Apps for Good’s five-module course takes young people aged 10-18 through a process of building mobile, web or social apps to address issues that they care about.

Apps for Good’s central team co-ordinate and drive the spread of the model, while courses are delivered locally by ‘education partners’ – schools and other learning centres.

Teachers can use the course content free of change and can access support and training from Apps for Good’s expert volunteers and ‘Ninja Education Partners’ – other learning centres acting as champions for the programme. The organisation’s funding comes from trusts, foundations and corporates, who can sponsor schools or categories in the Apps for Good Awards.

“Innovate to the point that it scares you, but not to the point where it fails and you don’t know why. You need to be able to intervene if things go wrong.”

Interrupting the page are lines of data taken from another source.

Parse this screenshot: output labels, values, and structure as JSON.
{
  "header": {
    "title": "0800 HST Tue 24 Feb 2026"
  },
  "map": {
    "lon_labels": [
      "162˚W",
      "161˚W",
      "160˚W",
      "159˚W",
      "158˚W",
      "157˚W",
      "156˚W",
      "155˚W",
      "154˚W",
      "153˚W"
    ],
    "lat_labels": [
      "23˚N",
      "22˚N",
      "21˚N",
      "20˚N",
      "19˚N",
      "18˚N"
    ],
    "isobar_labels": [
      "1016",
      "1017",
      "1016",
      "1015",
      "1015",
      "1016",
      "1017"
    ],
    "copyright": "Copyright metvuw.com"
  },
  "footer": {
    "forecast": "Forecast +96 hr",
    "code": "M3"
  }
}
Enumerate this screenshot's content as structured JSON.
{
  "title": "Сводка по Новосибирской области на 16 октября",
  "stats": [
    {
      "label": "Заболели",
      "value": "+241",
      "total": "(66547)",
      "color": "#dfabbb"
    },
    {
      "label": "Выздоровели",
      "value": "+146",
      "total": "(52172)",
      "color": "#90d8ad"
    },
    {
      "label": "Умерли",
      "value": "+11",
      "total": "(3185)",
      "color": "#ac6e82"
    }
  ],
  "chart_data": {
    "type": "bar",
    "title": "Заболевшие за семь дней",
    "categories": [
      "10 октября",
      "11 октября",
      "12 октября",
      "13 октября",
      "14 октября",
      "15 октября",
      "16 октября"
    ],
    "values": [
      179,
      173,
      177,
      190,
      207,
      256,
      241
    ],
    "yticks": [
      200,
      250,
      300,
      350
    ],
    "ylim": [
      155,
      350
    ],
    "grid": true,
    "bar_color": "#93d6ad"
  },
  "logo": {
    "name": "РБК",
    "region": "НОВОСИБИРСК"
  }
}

Debbie Forster, Managing Director, Apps for Good

After a pilot phase, Apps for Good launched in 2011 in 38 schools. Three years on and it’s running in over 200, with ambitions to double in size year-on-year over the next three years.

Apps for Good’s strategy is to take risks – but only up to the point where it’s still possible to tell what’s gone wrong. This means not changing too many things at once.

For this reason, Apps for Good has revised its 2014-15 growth target down from 700 to 400 schools – a challenging target, but one that Managing Director Debbie Forster describes as “crazy, but not insane!”